Can any familiar with Gravity Spy tell me how they obtain the glitch time domain data? And are there any other files except for one obtained by get_urls( of gwpy) that contains more information (some kind of raw data, IDK)?

Hi! Thank you for the question.

I would guess you are looking at the data set 10.5281/zenodo.1476550

I don’t have much experience with this data set, but, if some of the times are outside of observing mode, then it is possible time-domain data for those times are not publicly available.

For the start time, I noticed that the spreadsheet has columns both for start_time and start_time_ns. To get the start time of the glitch, I think you need to calculate:

start = start_time + 1e-9*start_time_ns

I wonder if that’s what’s causing some glitches to be outside the window? It might help if you provide some specific examples of this.

Good luck!

1 Like

@BarryG A colleague pointed me to this more recent Gravity Spy data set, which might be helpful for your study.

1 Like

@jonah Thanks for your patience, Jonah. I tried the new gravity spy dataset, but the problem remains unchanged. A specific example can be shown in this code

First I used the code that gravity spy provided to obtain the information of those glitches.
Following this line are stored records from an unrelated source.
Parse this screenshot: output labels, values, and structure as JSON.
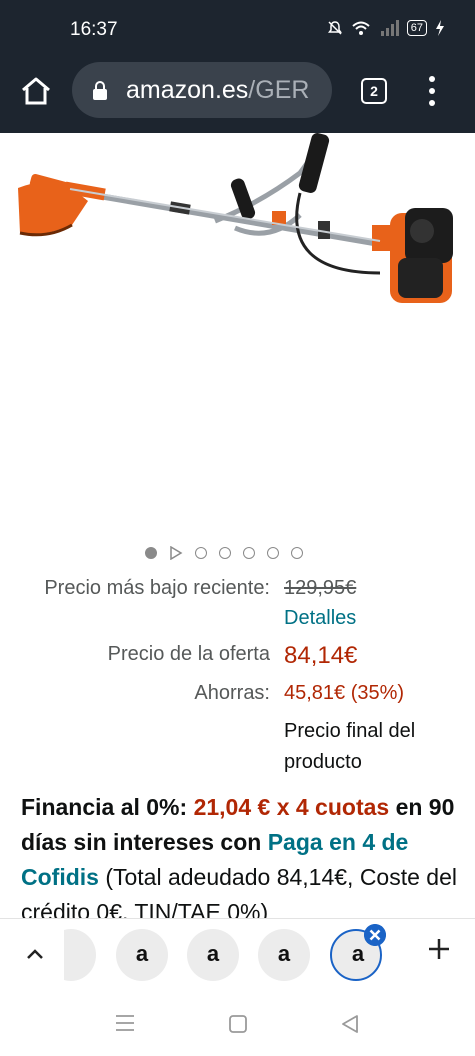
{
  "status_bar": {
    "time": "16:37",
    "battery": "67"
  },
  "browser": {
    "url_host": "amazon.es",
    "url_path": "/GER",
    "tab_count": "2"
  },
  "gallery": {
    "dot_count": 7,
    "active_index": 0
  },
  "pricing": {
    "recent_low_label": "Precio más bajo reciente:",
    "recent_low_value": "129,95€",
    "details_link": "Detalles",
    "offer_label": "Precio de la oferta",
    "offer_value": "84,14€",
    "savings_label": "Ahorras:",
    "savings_value": "45,81€ (35%)",
    "final_note": "Precio final del producto"
  },
  "financing": {
    "lead": "Financia al 0%:",
    "installments": "21,04 € x 4 cuotas",
    "middle": "en 90 días sin intereses con",
    "provider": "Paga en 4 de Cofidis",
    "total_text": "(Total adeudado 84,14€, Coste del crédito 0€, TIN/TAE 0%)"
  },
  "bottom_tabs": {
    "logo_letter": "a"
  },
  "colors": {
    "link": "#007185",
    "price_red": "#b12704",
    "accent_blue": "#1a63c6",
    "top_bar": "#1d252f"
  }
}
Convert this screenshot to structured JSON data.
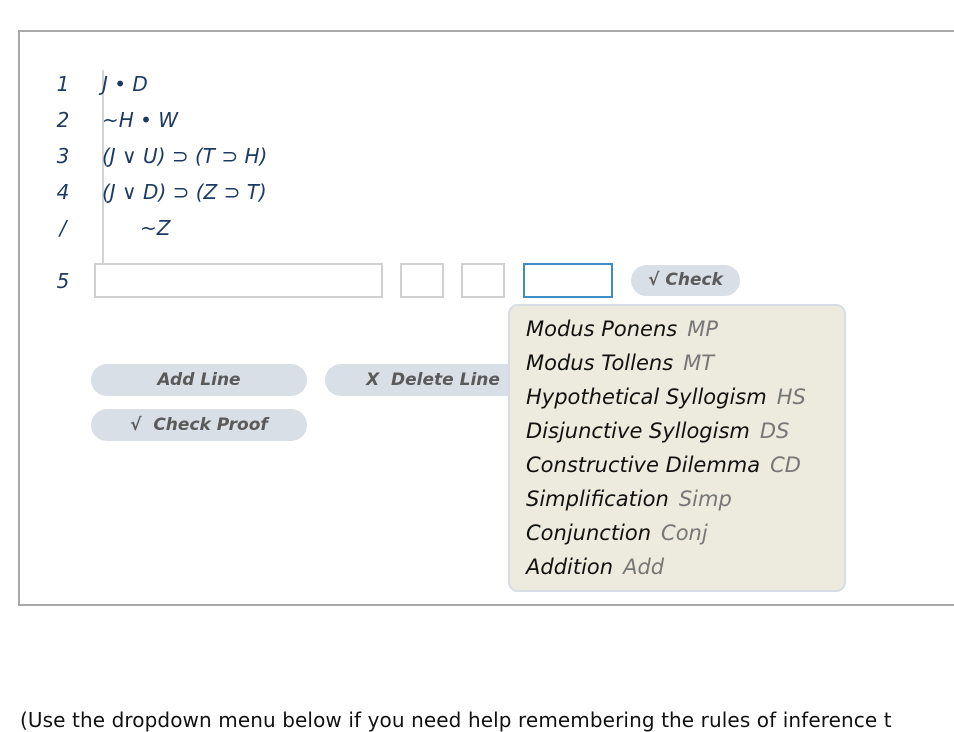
{
  "proof": {
    "premises": [
      {
        "num": "1",
        "formula": "J • D"
      },
      {
        "num": "2",
        "formula": "~H • W"
      },
      {
        "num": "3",
        "formula": "(J ∨ U) ⊃ (T ⊃ H)"
      },
      {
        "num": "4",
        "formula": "(J ∨ D) ⊃ (Z ⊃ T)"
      }
    ],
    "conclusion": {
      "num": "/",
      "formula": "~Z"
    },
    "new_line": {
      "num": "5",
      "formula_value": "",
      "ref1_value": "",
      "ref2_value": "",
      "rule_value": ""
    }
  },
  "buttons": {
    "check": "√ Check",
    "add_line": "Add Line",
    "delete_line": "X  Delete Line",
    "check_proof": "√  Check Proof"
  },
  "rules_dropdown": [
    {
      "name": "Modus Ponens",
      "abbr": "MP"
    },
    {
      "name": "Modus Tollens",
      "abbr": "MT"
    },
    {
      "name": "Hypothetical Syllogism",
      "abbr": "HS"
    },
    {
      "name": "Disjunctive Syllogism",
      "abbr": "DS"
    },
    {
      "name": "Constructive Dilemma",
      "abbr": "CD"
    },
    {
      "name": "Simplification",
      "abbr": "Simp"
    },
    {
      "name": "Conjunction",
      "abbr": "Conj"
    },
    {
      "name": "Addition",
      "abbr": "Add"
    }
  ],
  "hint_text": "(Use the dropdown menu below if you need help remembering the rules of inference t"
}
I selected the ones with the label “Helix”

from gwpy.table import GravitySpyTable
L1_O1 = GravitySpyTable.read('../csv/L1_O1.csv')
selected = L1_O1[(L1_O1["ml_label"] == "Helix") & (L1_O1["ml_confidence"] > 0.9)]
selected[0]['start_time']
test_startTime = selected[0]['start_time']+selected[0]['start_time_ns']*1e-9
test_duration = selected[0]['duration']

After that, I use gwpy function get_urls to obtain the files that contain the glitch (which are 4096 seconds files). And use the test_startTime and test_duration to see what’s going on

    strain = TimeSeries.read(datadir + fn, format='hdf5.gwosc')
    t0 = strain.t0.value
    glitch_startTime = test_startTime-t0
    glitch_endTime = glitch_startTime+test_duration
    glitch_startSample = int(glitch_startTime*4096)
    glitch_endSample = int(glitch_endTime*4096)
    glitch_val = strain.value[glitch_startSample:glitch_endSample]
    print(glitch_val)

After doing so I still find that glitch values are all nan, which is pretty confusing.

@BarryG You can see lists of times with available data via the Timeline App.

For example, for O3a, see the link below.

Times outside of these segment lists do not have public data available, because the detectors were not in a good operating state. Unavailable times are represented as NaNs. My advice is that you should check the time of each glitch against this segment list, before trying to download the data, and ignore any glitches where data are not available.

Thanks for reminding me of that! My previous example is not proper, sorry!

For example, we’re looking at the row 46 in File L1_O1.csv, in Gravity Spy Machine Learning Classifications of LIGO Glitches from Observing Runs O1, O2, O3a, and O3b
The Helix with event time = 1128421735.72266, start_time = 1128421735 , start_time_ns = 703125000, duration = 0.132809996604919
If we use the start_time+start_time_ns*1e-9 as the start time and use the duration to choose the time series, we will find that this time series falls into NaNs.